Model‑Based Design for Morphogen‑Driven Spatial Patterns in Synthetic Biology

The evolution of multicellular organisms from single cells is a striking example of how cooperation, communication, and spatial coordination give rise to biological complexity. Cells must adhere to one another, exchange biochemical signals, and regulate gene expression in ways that enable specialization and correct positioning within a developing tissue. Morphogenesis, the process by which cells self‑organize into defined shapes, plays a central role in this transformation. Although many of its underlying mechanisms have been studied, the principles that govern how local interactions give rise to global structure remain only partially understood.
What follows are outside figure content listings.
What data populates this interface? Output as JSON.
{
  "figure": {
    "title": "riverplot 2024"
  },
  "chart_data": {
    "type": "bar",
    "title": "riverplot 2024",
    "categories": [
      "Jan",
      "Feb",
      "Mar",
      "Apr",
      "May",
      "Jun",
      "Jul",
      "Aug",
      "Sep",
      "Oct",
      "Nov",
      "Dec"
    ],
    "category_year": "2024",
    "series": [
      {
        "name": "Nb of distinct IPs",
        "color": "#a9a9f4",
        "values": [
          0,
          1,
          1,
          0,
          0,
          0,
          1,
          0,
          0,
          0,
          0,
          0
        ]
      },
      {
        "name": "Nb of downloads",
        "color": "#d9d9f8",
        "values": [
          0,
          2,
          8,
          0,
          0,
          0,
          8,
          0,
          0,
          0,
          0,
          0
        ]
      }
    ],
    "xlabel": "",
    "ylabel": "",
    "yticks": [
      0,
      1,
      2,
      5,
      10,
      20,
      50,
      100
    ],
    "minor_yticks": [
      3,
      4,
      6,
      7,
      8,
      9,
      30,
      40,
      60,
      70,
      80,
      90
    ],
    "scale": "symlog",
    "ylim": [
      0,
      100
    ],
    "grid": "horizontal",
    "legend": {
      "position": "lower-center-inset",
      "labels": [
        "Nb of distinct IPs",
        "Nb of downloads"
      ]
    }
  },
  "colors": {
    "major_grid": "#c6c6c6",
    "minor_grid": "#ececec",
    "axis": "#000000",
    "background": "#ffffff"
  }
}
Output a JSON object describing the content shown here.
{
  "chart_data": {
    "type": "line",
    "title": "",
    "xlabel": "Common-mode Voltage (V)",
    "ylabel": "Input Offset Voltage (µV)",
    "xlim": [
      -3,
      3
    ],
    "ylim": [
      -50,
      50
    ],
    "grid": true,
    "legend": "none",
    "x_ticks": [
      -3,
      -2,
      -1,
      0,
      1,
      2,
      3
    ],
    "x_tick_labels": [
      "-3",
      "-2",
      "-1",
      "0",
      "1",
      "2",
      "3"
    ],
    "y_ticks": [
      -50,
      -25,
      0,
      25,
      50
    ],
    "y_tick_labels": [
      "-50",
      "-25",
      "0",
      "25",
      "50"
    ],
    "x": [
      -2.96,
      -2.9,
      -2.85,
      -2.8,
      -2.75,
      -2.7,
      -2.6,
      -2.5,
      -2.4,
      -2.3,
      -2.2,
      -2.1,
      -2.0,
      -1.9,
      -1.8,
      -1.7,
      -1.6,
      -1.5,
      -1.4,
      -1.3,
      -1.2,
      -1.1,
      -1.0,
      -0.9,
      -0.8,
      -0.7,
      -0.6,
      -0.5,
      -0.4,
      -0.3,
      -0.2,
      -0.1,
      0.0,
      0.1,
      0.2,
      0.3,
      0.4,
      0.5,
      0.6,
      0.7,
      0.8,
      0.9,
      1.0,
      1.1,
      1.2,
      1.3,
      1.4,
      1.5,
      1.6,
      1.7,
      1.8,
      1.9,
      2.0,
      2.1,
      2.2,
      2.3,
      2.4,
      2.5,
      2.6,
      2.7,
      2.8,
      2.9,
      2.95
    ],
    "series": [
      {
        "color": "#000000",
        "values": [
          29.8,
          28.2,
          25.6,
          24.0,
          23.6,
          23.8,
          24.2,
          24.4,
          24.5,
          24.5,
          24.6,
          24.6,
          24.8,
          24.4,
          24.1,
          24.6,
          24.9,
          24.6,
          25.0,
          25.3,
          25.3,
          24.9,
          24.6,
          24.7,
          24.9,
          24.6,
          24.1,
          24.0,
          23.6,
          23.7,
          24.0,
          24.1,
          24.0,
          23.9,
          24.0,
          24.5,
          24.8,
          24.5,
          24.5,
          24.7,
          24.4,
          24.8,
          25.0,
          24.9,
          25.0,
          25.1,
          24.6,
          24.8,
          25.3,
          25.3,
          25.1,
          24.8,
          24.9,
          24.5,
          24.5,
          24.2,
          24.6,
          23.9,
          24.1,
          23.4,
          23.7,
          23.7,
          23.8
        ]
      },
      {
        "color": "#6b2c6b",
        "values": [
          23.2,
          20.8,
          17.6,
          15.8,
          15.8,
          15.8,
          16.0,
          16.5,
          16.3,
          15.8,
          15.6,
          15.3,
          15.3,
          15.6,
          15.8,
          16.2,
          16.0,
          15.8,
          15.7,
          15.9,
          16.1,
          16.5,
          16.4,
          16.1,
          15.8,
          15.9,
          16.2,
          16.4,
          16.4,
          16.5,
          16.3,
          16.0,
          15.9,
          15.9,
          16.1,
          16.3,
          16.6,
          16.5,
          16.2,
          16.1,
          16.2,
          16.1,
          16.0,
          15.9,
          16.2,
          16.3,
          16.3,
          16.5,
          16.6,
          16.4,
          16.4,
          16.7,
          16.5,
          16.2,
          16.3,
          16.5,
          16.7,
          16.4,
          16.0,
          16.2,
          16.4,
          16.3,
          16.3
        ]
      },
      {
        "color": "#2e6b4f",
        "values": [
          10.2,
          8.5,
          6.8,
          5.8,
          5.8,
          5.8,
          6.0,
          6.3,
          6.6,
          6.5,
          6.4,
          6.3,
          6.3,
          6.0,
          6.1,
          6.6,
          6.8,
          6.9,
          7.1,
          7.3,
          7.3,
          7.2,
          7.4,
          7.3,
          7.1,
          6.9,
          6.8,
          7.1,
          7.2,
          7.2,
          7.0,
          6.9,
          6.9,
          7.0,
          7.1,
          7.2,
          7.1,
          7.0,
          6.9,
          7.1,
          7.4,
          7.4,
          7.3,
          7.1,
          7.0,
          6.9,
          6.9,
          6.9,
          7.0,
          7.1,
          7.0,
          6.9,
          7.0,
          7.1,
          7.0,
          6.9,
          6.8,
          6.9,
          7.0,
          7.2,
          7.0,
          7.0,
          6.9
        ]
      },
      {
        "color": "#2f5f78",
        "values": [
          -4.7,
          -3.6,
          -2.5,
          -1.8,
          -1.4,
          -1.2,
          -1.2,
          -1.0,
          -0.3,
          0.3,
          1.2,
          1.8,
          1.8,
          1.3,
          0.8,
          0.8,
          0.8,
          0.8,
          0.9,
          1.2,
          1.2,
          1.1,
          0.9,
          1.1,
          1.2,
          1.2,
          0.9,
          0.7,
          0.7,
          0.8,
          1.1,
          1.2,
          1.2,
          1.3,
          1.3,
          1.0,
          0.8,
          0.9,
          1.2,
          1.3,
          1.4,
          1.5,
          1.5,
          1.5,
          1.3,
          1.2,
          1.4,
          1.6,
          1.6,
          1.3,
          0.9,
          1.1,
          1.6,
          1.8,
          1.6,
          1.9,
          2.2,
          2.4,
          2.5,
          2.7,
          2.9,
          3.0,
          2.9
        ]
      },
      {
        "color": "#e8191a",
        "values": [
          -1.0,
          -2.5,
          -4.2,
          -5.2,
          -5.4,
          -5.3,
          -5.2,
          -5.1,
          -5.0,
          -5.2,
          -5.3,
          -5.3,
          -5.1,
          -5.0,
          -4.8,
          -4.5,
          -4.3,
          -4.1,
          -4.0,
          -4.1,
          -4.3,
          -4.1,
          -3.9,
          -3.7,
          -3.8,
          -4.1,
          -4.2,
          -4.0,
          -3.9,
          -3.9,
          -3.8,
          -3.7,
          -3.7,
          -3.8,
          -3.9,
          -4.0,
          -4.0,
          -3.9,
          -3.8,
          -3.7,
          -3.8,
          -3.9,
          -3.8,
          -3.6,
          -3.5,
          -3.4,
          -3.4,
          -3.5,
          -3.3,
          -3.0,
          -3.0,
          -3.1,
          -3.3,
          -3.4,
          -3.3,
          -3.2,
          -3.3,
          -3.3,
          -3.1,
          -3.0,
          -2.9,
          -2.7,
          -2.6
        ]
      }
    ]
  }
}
Synthetic developmental biology seeks to recreate these processes using engineered, orthogonal gene circuits that generate predictable multicellular patterns. One key component of such systems are morphogens—diffusible signaling molecules that guide cell fate decisions and spatial organization. Building on this concept, we extend the synthetic Notch‑based morphogen circuit introduced by Toda et al. (2020) by incorporating morphogen‑dependent proliferation. This extension enables us to explore how variations in morphogen source geometry, spatial placement, and inhibitor interactions influence the emergence of multicellular structures.
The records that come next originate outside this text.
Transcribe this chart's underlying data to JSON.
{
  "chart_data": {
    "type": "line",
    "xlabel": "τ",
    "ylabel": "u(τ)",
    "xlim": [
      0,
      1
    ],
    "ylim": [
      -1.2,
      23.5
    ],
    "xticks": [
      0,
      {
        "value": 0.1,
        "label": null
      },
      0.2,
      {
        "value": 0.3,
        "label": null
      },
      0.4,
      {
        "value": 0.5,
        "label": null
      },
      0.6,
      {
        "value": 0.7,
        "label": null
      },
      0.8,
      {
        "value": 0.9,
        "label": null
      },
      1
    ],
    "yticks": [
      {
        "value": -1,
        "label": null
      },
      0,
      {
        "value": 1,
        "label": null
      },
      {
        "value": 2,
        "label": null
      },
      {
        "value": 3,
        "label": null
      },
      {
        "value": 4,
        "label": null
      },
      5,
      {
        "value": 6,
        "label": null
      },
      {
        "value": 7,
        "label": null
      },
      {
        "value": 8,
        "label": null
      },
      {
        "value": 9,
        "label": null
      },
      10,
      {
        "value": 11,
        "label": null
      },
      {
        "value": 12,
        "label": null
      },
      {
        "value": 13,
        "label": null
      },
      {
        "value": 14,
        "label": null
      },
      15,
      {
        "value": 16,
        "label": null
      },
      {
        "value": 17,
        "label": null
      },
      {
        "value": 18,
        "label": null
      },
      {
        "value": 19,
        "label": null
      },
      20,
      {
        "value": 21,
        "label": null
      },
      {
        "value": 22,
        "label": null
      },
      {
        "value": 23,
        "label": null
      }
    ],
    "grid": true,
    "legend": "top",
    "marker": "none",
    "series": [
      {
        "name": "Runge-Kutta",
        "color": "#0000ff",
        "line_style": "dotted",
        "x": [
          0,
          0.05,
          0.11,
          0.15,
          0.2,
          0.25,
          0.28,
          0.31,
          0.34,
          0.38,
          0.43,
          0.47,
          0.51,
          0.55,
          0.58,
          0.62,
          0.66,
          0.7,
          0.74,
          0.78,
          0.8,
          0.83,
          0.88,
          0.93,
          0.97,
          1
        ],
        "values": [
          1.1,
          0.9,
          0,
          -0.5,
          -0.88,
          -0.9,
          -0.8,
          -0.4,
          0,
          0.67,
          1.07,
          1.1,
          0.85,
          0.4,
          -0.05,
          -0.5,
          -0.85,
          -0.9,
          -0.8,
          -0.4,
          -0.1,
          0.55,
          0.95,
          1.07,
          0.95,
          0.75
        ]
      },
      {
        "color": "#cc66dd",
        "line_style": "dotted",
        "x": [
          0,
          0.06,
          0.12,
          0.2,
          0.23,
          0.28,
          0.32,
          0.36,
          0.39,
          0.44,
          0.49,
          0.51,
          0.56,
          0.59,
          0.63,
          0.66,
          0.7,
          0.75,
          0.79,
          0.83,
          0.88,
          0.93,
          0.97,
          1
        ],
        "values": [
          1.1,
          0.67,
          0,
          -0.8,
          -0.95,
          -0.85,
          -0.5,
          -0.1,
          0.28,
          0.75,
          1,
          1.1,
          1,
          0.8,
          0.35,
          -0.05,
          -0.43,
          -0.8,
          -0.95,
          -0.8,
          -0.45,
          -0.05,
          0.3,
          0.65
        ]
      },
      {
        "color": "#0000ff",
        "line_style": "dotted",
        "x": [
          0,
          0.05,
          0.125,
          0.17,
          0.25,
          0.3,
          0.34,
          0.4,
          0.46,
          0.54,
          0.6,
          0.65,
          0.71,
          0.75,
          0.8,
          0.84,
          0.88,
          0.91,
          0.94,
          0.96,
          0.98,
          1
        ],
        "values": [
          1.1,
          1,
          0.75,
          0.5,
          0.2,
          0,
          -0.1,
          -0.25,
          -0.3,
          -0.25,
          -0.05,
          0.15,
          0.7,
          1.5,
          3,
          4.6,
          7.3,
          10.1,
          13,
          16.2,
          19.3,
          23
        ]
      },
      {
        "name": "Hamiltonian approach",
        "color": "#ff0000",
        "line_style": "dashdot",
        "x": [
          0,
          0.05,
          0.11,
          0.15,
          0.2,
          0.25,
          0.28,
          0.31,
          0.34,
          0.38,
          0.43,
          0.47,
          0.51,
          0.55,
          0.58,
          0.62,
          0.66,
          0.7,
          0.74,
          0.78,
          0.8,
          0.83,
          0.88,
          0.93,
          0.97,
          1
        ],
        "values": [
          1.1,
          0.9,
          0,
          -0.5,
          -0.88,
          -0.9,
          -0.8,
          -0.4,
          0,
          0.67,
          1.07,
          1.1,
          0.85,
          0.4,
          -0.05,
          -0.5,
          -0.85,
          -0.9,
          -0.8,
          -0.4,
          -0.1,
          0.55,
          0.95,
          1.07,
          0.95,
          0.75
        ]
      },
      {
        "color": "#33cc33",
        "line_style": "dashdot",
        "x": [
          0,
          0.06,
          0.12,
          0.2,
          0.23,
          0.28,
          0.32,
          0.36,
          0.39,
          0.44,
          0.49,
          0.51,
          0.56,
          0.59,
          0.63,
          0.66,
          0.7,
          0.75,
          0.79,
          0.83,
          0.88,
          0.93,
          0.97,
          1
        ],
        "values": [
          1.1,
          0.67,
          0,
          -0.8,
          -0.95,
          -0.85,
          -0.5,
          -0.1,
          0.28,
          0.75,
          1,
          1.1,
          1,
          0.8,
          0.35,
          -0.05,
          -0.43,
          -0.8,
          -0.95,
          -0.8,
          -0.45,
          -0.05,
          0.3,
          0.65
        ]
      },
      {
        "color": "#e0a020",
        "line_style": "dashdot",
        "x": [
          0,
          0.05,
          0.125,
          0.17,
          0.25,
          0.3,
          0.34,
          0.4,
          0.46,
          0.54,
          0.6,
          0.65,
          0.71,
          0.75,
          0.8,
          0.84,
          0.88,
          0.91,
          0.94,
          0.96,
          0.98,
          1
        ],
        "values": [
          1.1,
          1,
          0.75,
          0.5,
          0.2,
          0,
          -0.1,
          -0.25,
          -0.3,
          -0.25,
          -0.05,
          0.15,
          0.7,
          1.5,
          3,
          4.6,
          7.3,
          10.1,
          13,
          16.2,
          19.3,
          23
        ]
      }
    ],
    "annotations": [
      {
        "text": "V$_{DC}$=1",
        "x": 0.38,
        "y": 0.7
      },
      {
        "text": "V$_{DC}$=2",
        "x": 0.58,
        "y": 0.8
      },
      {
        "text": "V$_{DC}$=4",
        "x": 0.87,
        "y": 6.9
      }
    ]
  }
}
To investigate these questions, we develop a mathematical modeling framework based on partial differential equations that describes morphogen diffusion, cell–cell communication, and circuit dynamics. The model is designed to be simple yet extensible, allowing us to simulate a wide range of synthetic developmental scenarios. By systematically varying circuit parameters and spatial configurations, we aim to identify design principles that enable the formation of predefined tissue architectures. These simulations provide insight into how engineered circuits can be arranged to produce desired spatial patterns and how growth dynamics contribute to pattern formation.

Our work connects to recent advances in automated gene regulatory network design, such as the approach proposed by Mousavi and Lobo (2021), who demonstrated how spatial gene expression patterns can be generated using two orthogonal morphogen gradients. Integrating such ideas into our modeling framework supports the broader goal of developing computational tools for the rational design of synthetic multicellular systems. Ultimately, we aim to bridge the gap between circuit design, spatial modeling, and experimental implementation.
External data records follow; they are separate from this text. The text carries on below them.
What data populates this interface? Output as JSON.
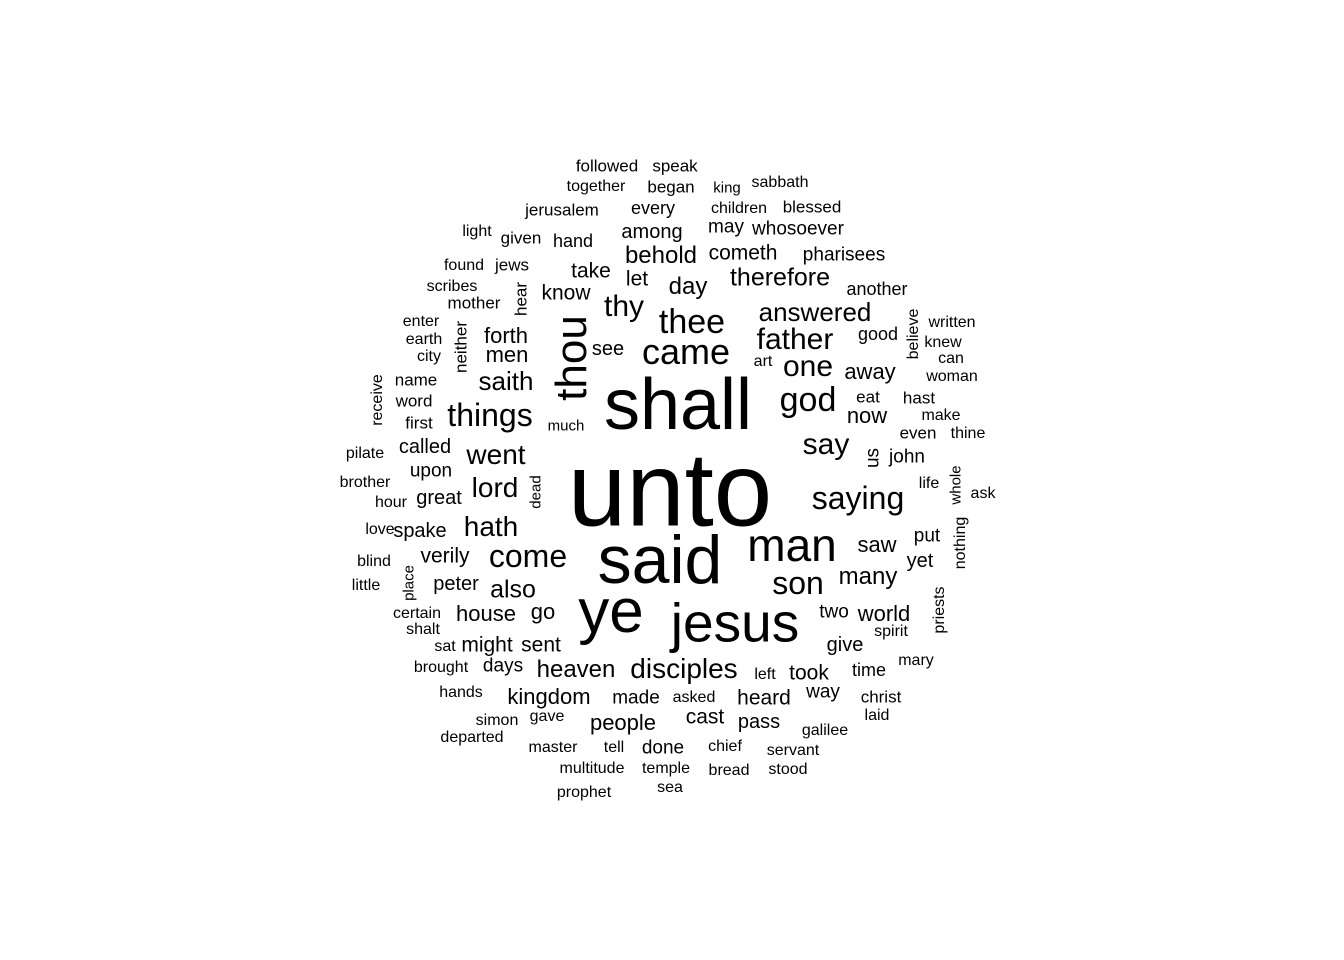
{
  "cloud": {
    "text_color": "#000000",
    "background": "#ffffff",
    "words": [
      {
        "text": "unto"
      },
      {
        "text": "shall"
      },
      {
        "text": "said"
      },
      {
        "text": "ye"
      },
      {
        "text": "jesus"
      },
      {
        "text": "thou"
      },
      {
        "text": "man"
      },
      {
        "text": "came"
      },
      {
        "text": "thee"
      },
      {
        "text": "saying"
      },
      {
        "text": "come"
      },
      {
        "text": "son"
      },
      {
        "text": "god"
      },
      {
        "text": "father"
      },
      {
        "text": "one"
      },
      {
        "text": "things"
      },
      {
        "text": "say"
      },
      {
        "text": "disciples"
      },
      {
        "text": "answered"
      },
      {
        "text": "thy"
      },
      {
        "text": "therefore"
      },
      {
        "text": "hath"
      },
      {
        "text": "went"
      },
      {
        "text": "lord"
      },
      {
        "text": "saith"
      },
      {
        "text": "behold"
      },
      {
        "text": "also"
      },
      {
        "text": "heaven"
      },
      {
        "text": "many"
      },
      {
        "text": "kingdom"
      },
      {
        "text": "day"
      },
      {
        "text": "men"
      },
      {
        "text": "people"
      },
      {
        "text": "house"
      },
      {
        "text": "world"
      },
      {
        "text": "saw"
      },
      {
        "text": "now"
      },
      {
        "text": "forth"
      },
      {
        "text": "away"
      },
      {
        "text": "know"
      },
      {
        "text": "cometh"
      },
      {
        "text": "among"
      },
      {
        "text": "heard"
      },
      {
        "text": "took"
      },
      {
        "text": "go"
      },
      {
        "text": "cast"
      },
      {
        "text": "give"
      },
      {
        "text": "see"
      },
      {
        "text": "take"
      },
      {
        "text": "let"
      },
      {
        "text": "pharisees"
      },
      {
        "text": "might"
      },
      {
        "text": "sent"
      },
      {
        "text": "days"
      },
      {
        "text": "made"
      },
      {
        "text": "done"
      },
      {
        "text": "pass"
      },
      {
        "text": "two"
      },
      {
        "text": "time"
      },
      {
        "text": "way"
      },
      {
        "text": "another"
      },
      {
        "text": "good"
      },
      {
        "text": "john"
      },
      {
        "text": "yet"
      },
      {
        "text": "put"
      },
      {
        "text": "us"
      },
      {
        "text": "verily"
      },
      {
        "text": "peter"
      },
      {
        "text": "great"
      },
      {
        "text": "upon"
      },
      {
        "text": "called"
      },
      {
        "text": "spake"
      },
      {
        "text": "may"
      },
      {
        "text": "whosoever"
      },
      {
        "text": "every"
      },
      {
        "text": "jerusalem"
      },
      {
        "text": "hand"
      },
      {
        "text": "given"
      },
      {
        "text": "jews"
      },
      {
        "text": "followed"
      },
      {
        "text": "speak"
      },
      {
        "text": "together"
      },
      {
        "text": "began"
      },
      {
        "text": "king"
      },
      {
        "text": "sabbath"
      },
      {
        "text": "children"
      },
      {
        "text": "blessed"
      },
      {
        "text": "light"
      },
      {
        "text": "found"
      },
      {
        "text": "scribes"
      },
      {
        "text": "mother"
      },
      {
        "text": "hear"
      },
      {
        "text": "enter"
      },
      {
        "text": "earth"
      },
      {
        "text": "city"
      },
      {
        "text": "neither"
      },
      {
        "text": "name"
      },
      {
        "text": "word"
      },
      {
        "text": "first"
      },
      {
        "text": "receive"
      },
      {
        "text": "pilate"
      },
      {
        "text": "brother"
      },
      {
        "text": "hour"
      },
      {
        "text": "love"
      },
      {
        "text": "blind"
      },
      {
        "text": "little"
      },
      {
        "text": "place"
      },
      {
        "text": "certain"
      },
      {
        "text": "shalt"
      },
      {
        "text": "sat"
      },
      {
        "text": "brought"
      },
      {
        "text": "hands"
      },
      {
        "text": "simon"
      },
      {
        "text": "departed"
      },
      {
        "text": "master"
      },
      {
        "text": "multitude"
      },
      {
        "text": "prophet"
      },
      {
        "text": "gave"
      },
      {
        "text": "tell"
      },
      {
        "text": "temple"
      },
      {
        "text": "sea"
      },
      {
        "text": "asked"
      },
      {
        "text": "chief"
      },
      {
        "text": "bread"
      },
      {
        "text": "servant"
      },
      {
        "text": "stood"
      },
      {
        "text": "galilee"
      },
      {
        "text": "laid"
      },
      {
        "text": "christ"
      },
      {
        "text": "mary"
      },
      {
        "text": "spirit"
      },
      {
        "text": "left"
      },
      {
        "text": "art"
      },
      {
        "text": "eat"
      },
      {
        "text": "hast"
      },
      {
        "text": "even"
      },
      {
        "text": "make"
      },
      {
        "text": "thine"
      },
      {
        "text": "life"
      },
      {
        "text": "whole"
      },
      {
        "text": "ask"
      },
      {
        "text": "nothing"
      },
      {
        "text": "priests"
      },
      {
        "text": "believe"
      },
      {
        "text": "written"
      },
      {
        "text": "knew"
      },
      {
        "text": "can"
      },
      {
        "text": "woman"
      },
      {
        "text": "much"
      },
      {
        "text": "dead"
      }
    ]
  }
}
Beyond contributing to a deeper understanding of morphogenesis, this bottom‑up engineering approach opens new possibilities for designing complex tissues with specific shapes and functions. By combining synthetic biology with predictive modeling, we seek to establish a foundation for constructing multicellular structures that can be used in regenerative medicine, tissue engineering, and the study of developmental processes. The long‑term vision is to enable the controlled design of synthetic tissues whose architecture and behavior can be precisely specified in silico and realized experimentally.